In Toyota’s case there was a lot of frustration in the 1950’s over the situation in manufacturing. Leaders like Taiichi Ohno had a clear vision of what he wanted to achieve and succeeded in converting manufacturing lines over to his ideal with tremendous improvements. Not everyone in the company “got it” however and supervision was not skilled at maintaining the gains that had been made let alone furthering the gains.

This problem is not unique among companies and is very normal in my opinion. In Toyota’s case a lot of hard work went into fixing this situation. Personnel were moved around in order to get the right people in the right positions. In some cases in the 1950’s during the starting period engineers were converted to supervisors when that was warranted. For the most part however a large amount of time was spent improving supervisory and managerial skill. The Training Within Industry courses for Job Instruction, Job Relations, and Job Methods were vital in this regard. Special training was conducted in how to improve as well in addition to these courses.

Taiichi Ohno himself committed large amounts of his time to developing people so that they would understand his vision. Importantly this was done on-the-job at the shop floor and not in a meeting room or in training. The best way to learn and teach is to give assignments, guide and coach, provide feedback, and jointly problem solve when necessary.

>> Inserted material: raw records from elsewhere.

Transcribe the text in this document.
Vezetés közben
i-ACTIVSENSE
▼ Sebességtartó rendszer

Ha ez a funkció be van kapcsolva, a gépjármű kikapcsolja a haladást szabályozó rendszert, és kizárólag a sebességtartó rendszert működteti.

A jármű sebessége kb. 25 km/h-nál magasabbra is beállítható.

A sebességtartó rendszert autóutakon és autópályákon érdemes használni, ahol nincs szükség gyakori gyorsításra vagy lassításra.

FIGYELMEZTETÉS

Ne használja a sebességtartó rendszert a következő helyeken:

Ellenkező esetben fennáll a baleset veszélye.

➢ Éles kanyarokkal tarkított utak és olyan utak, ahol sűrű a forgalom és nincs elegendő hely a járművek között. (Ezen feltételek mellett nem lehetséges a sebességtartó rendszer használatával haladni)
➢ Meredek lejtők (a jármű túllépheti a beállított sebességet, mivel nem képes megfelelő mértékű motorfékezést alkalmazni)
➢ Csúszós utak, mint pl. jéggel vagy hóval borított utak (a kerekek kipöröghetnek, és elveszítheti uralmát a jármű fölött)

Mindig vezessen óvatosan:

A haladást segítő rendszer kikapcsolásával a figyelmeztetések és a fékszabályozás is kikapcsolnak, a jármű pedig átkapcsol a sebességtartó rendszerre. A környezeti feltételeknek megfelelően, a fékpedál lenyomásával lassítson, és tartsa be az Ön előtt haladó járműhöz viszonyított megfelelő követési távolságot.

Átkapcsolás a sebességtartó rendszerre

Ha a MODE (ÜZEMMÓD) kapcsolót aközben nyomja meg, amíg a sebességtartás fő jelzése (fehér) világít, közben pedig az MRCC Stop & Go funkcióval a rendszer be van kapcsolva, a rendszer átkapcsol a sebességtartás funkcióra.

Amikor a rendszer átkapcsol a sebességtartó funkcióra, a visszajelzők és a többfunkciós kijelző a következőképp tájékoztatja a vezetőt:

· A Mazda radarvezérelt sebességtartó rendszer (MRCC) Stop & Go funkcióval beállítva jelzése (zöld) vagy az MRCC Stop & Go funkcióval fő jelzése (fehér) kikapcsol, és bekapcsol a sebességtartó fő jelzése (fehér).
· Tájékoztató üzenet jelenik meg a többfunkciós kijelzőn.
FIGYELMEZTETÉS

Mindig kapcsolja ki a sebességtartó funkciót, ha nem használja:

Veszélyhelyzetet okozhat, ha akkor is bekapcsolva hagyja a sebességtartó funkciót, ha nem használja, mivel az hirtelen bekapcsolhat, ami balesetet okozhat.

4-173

No everyone will succeed as driving improvement requires a certain skill set and aptitude. When necessary people need to be rotated or moved aside when they can perform in line with the goals of the improvement program. In this context however it is important that goals be explicitly clear and communicated to supervisors and managers. Some form of Policy Deployment or Houshin Kanri is often very helpful.

This process is difficult but in the end rewarding and will generate greater impact. Top managers have a finite amount of time on their hands and can only solve so many problems. Every organization has a seemingly infinite number of problems however some small, some medium, and some large. The key is to get the right level of the organization working on the right problems. Some skills development is required, some mentoring is necessary, and some movement of personnel often makes sense as well.